FastAPI · Python

Fix HTTPException: 429 Too Many Requests: Rate limit exceeded in FastAPI

This error occurs when your rate limiter blocks requests but is misconfigured, applying limits too aggressively or not distinguishing between authenticated and anonymous users. Fix it by properly configuring slowapi or a custom rate limiter with appropriate limits per endpoint, user-based keys, and clear Retry-After headers.

Reading the Stack Trace

Traceback (most recent call last): File "/app/venv/lib/python3.11/site-packages/uvicorn/protocols/http/h11_impl.py", line 406, in run_asgi result = await app(scope, receive, send) File "/app/venv/lib/python3.11/site-packages/starlette/routing.py", line 677, in __call__ await route.handle(scope, receive, send) File "/app/venv/lib/python3.11/site-packages/starlette/routing.py", line 275, in handle await self.app(scope, receive, send) File "/app/venv/lib/python3.11/site-packages/slowapi/middleware.py", line 46, in dispatch response = await call_next(request) File "/app/venv/lib/python3.11/site-packages/slowapi/extension.py", line 182, in check_rate_limit raise HTTPException(status_code=429, detail="Rate limit exceeded") File "/app/src/main.py", line 35, in get_api_data return {"data": fetch_data()} fastapi.exceptions.HTTPException: 429 Too Many Requests: Rate limit exceeded

Here's what each line means:

File "/app/venv/lib/python3.11/site-packages/slowapi/extension.py", line 182, in check_rate_limit: slowapi's rate limiter checked the request count for this client and determined the limit has been exceeded.
File "/app/venv/lib/python3.11/site-packages/slowapi/middleware.py", line 46, in dispatch: The rate limiting middleware intercepts the request before it reaches the endpoint handler.
File "/app/src/main.py", line 35, in get_api_data: The endpoint never executes because the rate limiter raises HTTPException before the function is called.

Common Causes

1. Using IP-based rate limiting behind a reverse proxy

All requests appear to come from the same IP (the proxy) because the rate limiter uses request.client.host instead of the X-Forwarded-For header.

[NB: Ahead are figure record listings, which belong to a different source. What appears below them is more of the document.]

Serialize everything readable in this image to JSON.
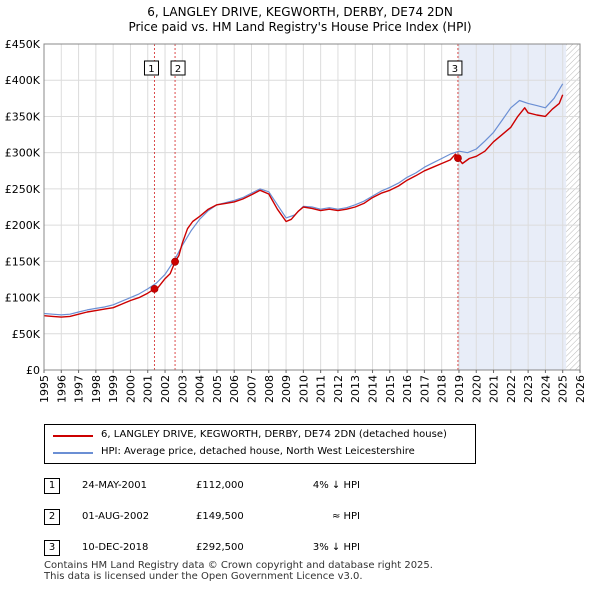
{
  "title_line1": "6, LANGLEY DRIVE, KEGWORTH, DERBY, DE74 2DN",
  "title_line2": "Price paid vs. HM Land Registry's House Price Index (HPI)",
  "legend": {
    "property_label": "6, LANGLEY DRIVE, KEGWORTH, DERBY, DE74 2DN (detached house)",
    "hpi_label": "HPI: Average price, detached house, North West Leicestershire"
  },
  "colors": {
    "property": "#cc0000",
    "hpi": "#6b8fd4",
    "shade": "#e8edf8",
    "grid": "#dcdcdc"
  },
  "sales": [
    {
      "num": "1",
      "date": "24-MAY-2001",
      "price": "£112,000",
      "hpi_rel": "4% ↓ HPI"
    },
    {
      "num": "2",
      "date": "01-AUG-2002",
      "price": "£149,500",
      "hpi_rel": "≈ HPI"
    },
    {
      "num": "3",
      "date": "10-DEC-2018",
      "price": "£292,500",
      "hpi_rel": "3% ↓ HPI"
    }
  ],
  "footer": {
    "line1": "Contains HM Land Registry data © Crown copyright and database right 2025.",
    "line2": "This data is licensed under the Open Government Licence v3.0."
  },
  "chart_data": {
    "type": "line",
    "title": "6, LANGLEY DRIVE, KEGWORTH, DERBY, DE74 2DN",
    "subtitle": "Price paid vs. HM Land Registry's House Price Index (HPI)",
    "xlim": [
      1995,
      2026
    ],
    "ylim": [
      0,
      450000
    ],
    "x_ticks": [
      1995,
      1996,
      1997,
      1998,
      1999,
      2000,
      2001,
      2002,
      2003,
      2004,
      2005,
      2006,
      2007,
      2008,
      2009,
      2010,
      2011,
      2012,
      2013,
      2014,
      2015,
      2016,
      2017,
      2018,
      2019,
      2020,
      2021,
      2022,
      2023,
      2024,
      2025,
      2026
    ],
    "y_ticks": [
      0,
      50000,
      100000,
      150000,
      200000,
      250000,
      300000,
      350000,
      400000,
      450000
    ],
    "y_tick_labels": [
      "£0",
      "£50K",
      "£100K",
      "£150K",
      "£200K",
      "£250K",
      "£300K",
      "£350K",
      "£400K",
      "£450K"
    ],
    "grid": true,
    "shaded_region": [
      2018.94,
      2025.2
    ],
    "forecast_hatch_from": 2025.2,
    "series": [
      {
        "name": "6, LANGLEY DRIVE, KEGWORTH, DERBY, DE74 2DN (detached house)",
        "x": [
          1995,
          1995.5,
          1996,
          1996.5,
          1997,
          1997.5,
          1998,
          1998.5,
          1999,
          1999.5,
          2000,
          2000.5,
          2001,
          2001.39,
          2001.6,
          2002,
          2002.3,
          2002.58,
          2002.8,
          2003,
          2003.3,
          2003.6,
          2004,
          2004.5,
          2005,
          2005.5,
          2006,
          2006.5,
          2007,
          2007.5,
          2008,
          2008.5,
          2009,
          2009.3,
          2009.7,
          2010,
          2010.5,
          2011,
          2011.5,
          2012,
          2012.5,
          2013,
          2013.5,
          2014,
          2014.5,
          2015,
          2015.5,
          2016,
          2016.5,
          2017,
          2017.5,
          2018,
          2018.5,
          2018.8,
          2018.94,
          2019.2,
          2019.6,
          2020,
          2020.5,
          2021,
          2021.5,
          2022,
          2022.4,
          2022.8,
          2023,
          2023.5,
          2024,
          2024.4,
          2024.8,
          2025.0
        ],
        "y": [
          75000,
          74000,
          73000,
          74000,
          77000,
          80000,
          82000,
          84000,
          86000,
          91000,
          96000,
          100000,
          106000,
          112000,
          114000,
          126000,
          133000,
          149500,
          158000,
          175000,
          195000,
          205000,
          212000,
          222000,
          228000,
          230000,
          232000,
          236000,
          242000,
          248000,
          243000,
          222000,
          205000,
          208000,
          219000,
          225000,
          223000,
          220000,
          222000,
          220000,
          222000,
          225000,
          230000,
          238000,
          244000,
          248000,
          254000,
          262000,
          268000,
          275000,
          280000,
          285000,
          290000,
          298000,
          292500,
          285000,
          292000,
          295000,
          302000,
          315000,
          325000,
          335000,
          350000,
          362000,
          355000,
          352000,
          350000,
          360000,
          368000,
          380000
        ]
      },
      {
        "name": "HPI: Average price, detached house, North West Leicestershire",
        "x": [
          1995,
          1995.5,
          1996,
          1996.5,
          1997,
          1997.5,
          1998,
          1998.5,
          1999,
          1999.5,
          2000,
          2000.5,
          2001,
          2001.5,
          2002,
          2002.5,
          2003,
          2003.5,
          2004,
          2004.5,
          2005,
          2005.5,
          2006,
          2006.5,
          2007,
          2007.5,
          2008,
          2008.5,
          2009,
          2009.5,
          2010,
          2010.5,
          2011,
          2011.5,
          2012,
          2012.5,
          2013,
          2013.5,
          2014,
          2014.5,
          2015,
          2015.5,
          2016,
          2016.5,
          2017,
          2017.5,
          2018,
          2018.5,
          2019,
          2019.5,
          2020,
          2020.5,
          2021,
          2021.5,
          2022,
          2022.5,
          2023,
          2023.5,
          2024,
          2024.5,
          2025.0
        ],
        "y": [
          78000,
          77000,
          76000,
          77000,
          80000,
          83000,
          85000,
          87000,
          90000,
          95000,
          100000,
          105000,
          112000,
          120000,
          132000,
          150000,
          172000,
          192000,
          208000,
          220000,
          228000,
          231000,
          234000,
          238000,
          244000,
          250000,
          246000,
          228000,
          210000,
          214000,
          226000,
          225000,
          222000,
          224000,
          222000,
          224000,
          228000,
          233000,
          240000,
          247000,
          252000,
          258000,
          266000,
          272000,
          280000,
          286000,
          292000,
          298000,
          302000,
          300000,
          305000,
          316000,
          328000,
          345000,
          362000,
          372000,
          368000,
          365000,
          362000,
          375000,
          395000
        ]
      }
    ],
    "sale_points": [
      {
        "label": "1",
        "x": 2001.39,
        "y": 112000
      },
      {
        "label": "2",
        "x": 2002.58,
        "y": 149500
      },
      {
        "label": "3",
        "x": 2018.94,
        "y": 292500
      }
    ]
  }
}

from slowapi import Limiter
from slowapi.util import get_remote_address

limiter = Limiter(key_func=get_remote_address)  # All users share one IP behind proxy

@app.get("/api/data")
@limiter.limit("10/minute")
async def get_api_data(request: Request):
    return {"data": fetch_data()}

2. Rate limit too low for the endpoint's usage pattern

A critical endpoint used by the frontend on every page load is rate limited to a very low threshold, causing legitimate users to be blocked.

@app.get("/api/config")
@limiter.limit("5/minute")  # Too low for an endpoint called on every page load
async def get_config(request: Request):
    return {"theme": "dark", "locale": "en"}

3. No custom exception handler for rate limit errors

The default 429 response does not include a Retry-After header, leaving clients unable to determine when they can retry.

# No custom exception handler registered
app = FastAPI()
app.state.limiter = limiter
# Missing: app.add_exception_handler(RateLimitExceeded, _rate_limit_exceeded_handler)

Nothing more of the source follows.